O que gosto do mês de setembro é que ainda há calor, ainda há um conforto de verão mas menos exigente com as temperaturas. Gosto das cores, com uma tonalidade diferente, a mudar, não tão ofuscadas pela cor intensa do sol.

O que gosto do mês de setembro é porque lhe reconheço um recomeçar de ciclo, talvez pela escola dos pequenos e das minhas.

Da sensação boa de os ter tido bem perto de mim, durante este período que agora acaba, em que nos enjoamos de estar mas que, ao mesmo tempo, nos custa muito quando nos separamos, porque gostamos tanto e muito uns dos outros. E fica a sensação boa dos dias sem relógio, do arrastar das horas, sem pressas vivendo o agora: os salpicos na água, na areia ou em terra bem firme. Dos passeios e descobertas de caminhos novos.

Até da saudade do que já passou gosto. Porque dará alento ao que estará para vir. 

Gosto porque é o mês, em que há uns anos apareci por este planeta. Por isso tem este sabor especial também.

Aproveitando o pretexto, este ano peço um balde de água a cada pessoa que o queira dar. Existe uma região, no Sahel que precisa muito e tanto de nós. Um café a menos cá, pode fazer a diferença lá. Gosto deste pensar global. Desta coisa de, com pequenos gestos num ponto, influenciarmos pequenos gestos, num outro ponto qualquer. E fazer a diferença com a charity water.

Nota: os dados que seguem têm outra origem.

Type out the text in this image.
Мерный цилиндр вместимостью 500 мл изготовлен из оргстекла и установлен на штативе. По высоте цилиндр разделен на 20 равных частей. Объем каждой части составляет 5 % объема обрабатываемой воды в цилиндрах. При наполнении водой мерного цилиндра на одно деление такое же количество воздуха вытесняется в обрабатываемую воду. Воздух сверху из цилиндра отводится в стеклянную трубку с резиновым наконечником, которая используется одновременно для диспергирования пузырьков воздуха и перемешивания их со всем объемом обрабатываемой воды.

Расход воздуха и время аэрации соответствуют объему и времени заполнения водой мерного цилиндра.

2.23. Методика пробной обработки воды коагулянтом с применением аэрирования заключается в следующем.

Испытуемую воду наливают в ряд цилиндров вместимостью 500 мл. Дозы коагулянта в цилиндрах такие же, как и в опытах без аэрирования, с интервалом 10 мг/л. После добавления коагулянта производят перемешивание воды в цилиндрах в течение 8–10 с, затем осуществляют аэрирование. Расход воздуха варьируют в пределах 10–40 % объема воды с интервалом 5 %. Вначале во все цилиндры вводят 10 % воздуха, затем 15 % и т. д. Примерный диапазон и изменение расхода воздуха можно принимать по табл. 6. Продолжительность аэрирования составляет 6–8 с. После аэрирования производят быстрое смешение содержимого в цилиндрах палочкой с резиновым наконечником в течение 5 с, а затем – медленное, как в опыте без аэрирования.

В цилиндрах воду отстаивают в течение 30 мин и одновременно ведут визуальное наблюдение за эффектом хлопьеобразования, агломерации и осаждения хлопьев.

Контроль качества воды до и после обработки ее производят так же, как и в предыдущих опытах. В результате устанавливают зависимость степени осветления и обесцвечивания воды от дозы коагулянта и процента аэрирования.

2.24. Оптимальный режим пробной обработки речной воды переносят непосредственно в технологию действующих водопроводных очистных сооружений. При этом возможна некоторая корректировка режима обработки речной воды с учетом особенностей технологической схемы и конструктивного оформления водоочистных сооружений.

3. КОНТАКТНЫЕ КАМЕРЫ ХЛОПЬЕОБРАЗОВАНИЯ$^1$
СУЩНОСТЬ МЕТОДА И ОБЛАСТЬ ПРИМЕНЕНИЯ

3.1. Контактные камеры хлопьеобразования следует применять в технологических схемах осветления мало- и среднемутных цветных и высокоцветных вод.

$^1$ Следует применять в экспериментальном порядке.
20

Por isso, este ano, o mês de setembro tem outro sabor. Sabor a água.
Oferece-me um balde com água. E o valor, seja ele qual for, vai TODO para este projecto.
Está tudo aqui explicado. Obrigada e Feliz setembro. Que a aventura comece a meter água.






Saiu o euromilhões

Sentámo-nos na esplanada como normalmente a seguir ao almoço. Notei-lhe uma agitação diferente. Um sorriso sereno e feliz. E contudo... havia ali qualquer coisa.

Há mais de dois meses que conseguiamo-nos encontrar por ali. Desde que a Luísa tinha saído da empresa. Mais um corte. No início deste mês estava particularmente preocupada. Neste momento trabalhava a partir de casa mas este mês, em particular, o trabalho ... nem vê-lo. Próximo mês estava quase todo preenchido, mas este... E sentia-lhe a angústia das contas para pagar, da creche dos gémeos, dos impostas, blá, blá... E a Luísa é das que vai à procura. Não se deixa ficar. Avança em várias frentes. Apenas, naquele mês, estava difícil. O que acabou por descobrir foi que, tinha de tirar o melhor proveito daquilo. Lembrou-se então de voltar a redefinir projetos, os profissionais mas também os pessoais.

Chegado ao fim do mês, ali estavamos as duas.
"Sabes? Acho que este mês me saiu o euromilhões!"
O café estava morno mas acabei por cuspi-lo para cima da senhora tia, sentada ao nosso lado. Depois de mil desculpas, de um tira nódas à pressão, virei-me e gritei em surdina:
- Tu o qué?
- Saiu-me o euromilhões. Aliás, bem melhor que isso. Este mês foi difícil. O próximo ainda vai ser mais, mesmo com o trabalho marcado. Sabes como é, os pagamentos que nunca mais chegam, os atrasos. Mas saiu-me o euromilhões.

Como continuava com cara de bispo, em véspera de sexta-feira santa, apressou-se a explicar:
- Reencontrei-me com os meninos. Reencontrei-me comigo, com a comida. Mas sobretudo, reencontrei-me com os meninos. Aqueles dias na serra, em que fomos só os 3... descobri uma nova mãe, que pensei que nem existisse. E falta-me a estabilidade e chateia-me muito nunca saber o dia de amanhã. Mas sabes? Desaparece sempre tanta gente de um momento para o outro e a isso também não se pode chamar estabilidade. E eu sei com o que conto, comigo, com os miúdos e o Zé. Mas aqueles dias em que fui sozinha com os gémeos, fez-me pensar. Não tem preço o tempo com eles. Não tem preço, o pôr-do-sol à beira do lago e nós a atirar pedras para lá, ou a fugir do pastor porque lhe espantamos o rebanho. Não tem preço, sabes? Ou fazermos picniques por ali, porque não há dinheiro para outras mordomias. E temo-nos descoberto tanto, tanto.... Não tem preço. Se quero ganhar mais dinheiro? Quero, quero muito. Mas isto que estou a ganhar, ninguém me poderia dar ou eu comprar. São escolhas, são tempos de Vida. Por isso te digo, saiu-me muito melhor que o euromilhões. A percepção do presente e dos que amo.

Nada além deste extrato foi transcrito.